Stella Vidal : mes coups de gueule et coups de coeur

Coups de gueule et coups de coeur sur des sujets variés, politique (j'adore!), actualité, automobile, billets d'humour, gastronomie, santé, enfants, protection animale, sport y tutti cuanti : no limit ! je vous attends.

ISRAEL VOTE AUJOURD'HUI

Les Israéliens en quête
d'un nouvel homme fort

  Adrien Jaulmes (correspondant à Jérusalem pour lefigaro)
Deux des principaux candidats, Nétanyahou et Barak, ont déjà été premier ministre dans les années 1990.
Deux des principaux candidats, Nétanyahou et Barak, ont déjà été premier ministre dans les années 1990. Crédits photo : AP

Les Israéliens désignent mardi leurs députés, dans un paysage politique dont le centre de gravité a nettement glissé vers la droite.

Cinq millions d'Israéliens se rendent mardi aux urnes pour élire les 160 membres de la Knesset, l'Assemblée nationale. Ce scrutin anticipé se déroule après une brève campagne marquée par l'opération militaire contre le Hamas à Gaza. Les principaux candidats ont surtout axé leur discours sur le thème de la sécurité de l'État. Le centre de gravité politique a nettement glissé vers la droite, et la montée du tribun populiste ­Avigdor Lieberman a été l'événement marquant de cette courte campagne électorale. «Ce sont les élections les plus à droite de l'histoire d'Israël», écrivait ce week-end l'éditorialiste vedette Nahum Barnea dans le quotidien à grand tirage Yedioth Ahronoth.


Gaza en toile de fond

Après un mandat d'Ehoud Olmert marqué par deux guerres non concluantes, l'une contre le Hezbollah au Liban-Sud en 2006, l'autre contre le Hamas à Gaza le mois dernier, et alors que le programme nucléaire iranien menace de doter pour la première fois une puissance régionale hostile de la bombe atomique, l'électorat israélien est à la recherche d'un homme fort. Mais le temps héroïque des chefs historiques, des Ben Gourion, Dayan, Rabin ou Sharon est révolu. Les électeurs, qui n'ont plus le choix qu'entre des personnalités à échelle humaine, hésitent.

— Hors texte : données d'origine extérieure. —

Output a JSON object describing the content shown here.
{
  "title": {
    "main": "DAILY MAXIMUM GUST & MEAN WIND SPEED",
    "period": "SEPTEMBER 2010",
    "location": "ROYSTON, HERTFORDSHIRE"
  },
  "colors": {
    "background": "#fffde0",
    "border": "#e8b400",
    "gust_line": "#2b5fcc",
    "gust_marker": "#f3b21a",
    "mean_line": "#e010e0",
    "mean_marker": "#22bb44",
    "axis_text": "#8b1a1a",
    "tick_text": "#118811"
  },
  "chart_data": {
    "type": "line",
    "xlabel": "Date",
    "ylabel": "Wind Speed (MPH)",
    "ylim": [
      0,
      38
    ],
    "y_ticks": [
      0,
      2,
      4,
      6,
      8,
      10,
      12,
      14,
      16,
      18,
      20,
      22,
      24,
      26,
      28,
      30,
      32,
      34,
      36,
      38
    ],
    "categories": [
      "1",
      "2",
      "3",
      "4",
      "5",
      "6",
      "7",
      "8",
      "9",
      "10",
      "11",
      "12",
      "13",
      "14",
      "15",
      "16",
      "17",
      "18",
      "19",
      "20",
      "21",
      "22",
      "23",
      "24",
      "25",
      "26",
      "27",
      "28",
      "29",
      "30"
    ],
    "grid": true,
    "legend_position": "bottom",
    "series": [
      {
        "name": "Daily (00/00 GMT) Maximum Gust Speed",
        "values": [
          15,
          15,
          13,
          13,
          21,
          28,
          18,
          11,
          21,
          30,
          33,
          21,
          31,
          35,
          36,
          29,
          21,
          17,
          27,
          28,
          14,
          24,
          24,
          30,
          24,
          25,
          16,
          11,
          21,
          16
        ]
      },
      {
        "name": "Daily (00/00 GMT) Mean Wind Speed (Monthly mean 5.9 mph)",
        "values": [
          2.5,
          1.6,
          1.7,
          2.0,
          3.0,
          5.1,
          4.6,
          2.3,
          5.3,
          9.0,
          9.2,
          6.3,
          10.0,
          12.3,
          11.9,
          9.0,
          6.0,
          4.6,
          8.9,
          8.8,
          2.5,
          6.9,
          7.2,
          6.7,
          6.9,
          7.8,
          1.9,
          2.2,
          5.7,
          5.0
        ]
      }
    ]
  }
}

Deux des principaux candidats, Nétanyahou et Barak, ont déjà été premier ministre dans les années 1990. Tous deux ont quitté leur poste avec des cotes de popularité au plus bas. Tous deux mettent pourtant l'accent sur leur expérience. La troisième, Tzipi Livni, mais n'a pas complètement réussi à effacer les doutes qui planent encore sur sa fiabilité en temps de crise. Lieberman compense quant à lui son manque d'expérience, militaire et politique, par un discours jusqu'au-boutiste anti-arabe.


Le profil le plus rassembleur

Ce souhait d'un gouvernement fort est contrarié par la grande dispersion du vote, résultat d'un scrutin proportionnel à un tour dans une société très morcelée. Trente-trois partis sont en lice, et il leur suffit de 2 % des suffrages pour avoir un siège à la Knesset. Après la publication des résultats, le président israélien, Shimon Pérès, aura une semaine pour mener des consultations et choisir la tête de liste qui, selon lui, aura le plus de chances de former une coalition. Il ne s'agit pas forcément du candidat ayant obtenu le plus de députés, mais de celui qui aura le profil le plus rassembleur dans une assemblée qui va des religieux orthodoxes et des ultranationalistes aux partis arabes et à l'extrême gauche. Dans une chambre dont un tiers est composé de ces petites formations catégorielles, la constitution d'une majorité devient un exercice de plus en plus compliqué, mettant les chefs de gouvernement à la merci de toutes les pressions et tractations. C'est l'échec de Tzipi Livni, empêchée par le Shas orthodoxe sépharade de constituer une majorité, qui a conduit à ces élections anticipées, devenues plus fréquentes que les scrutins tenus au terme normal des quatre ans de législature.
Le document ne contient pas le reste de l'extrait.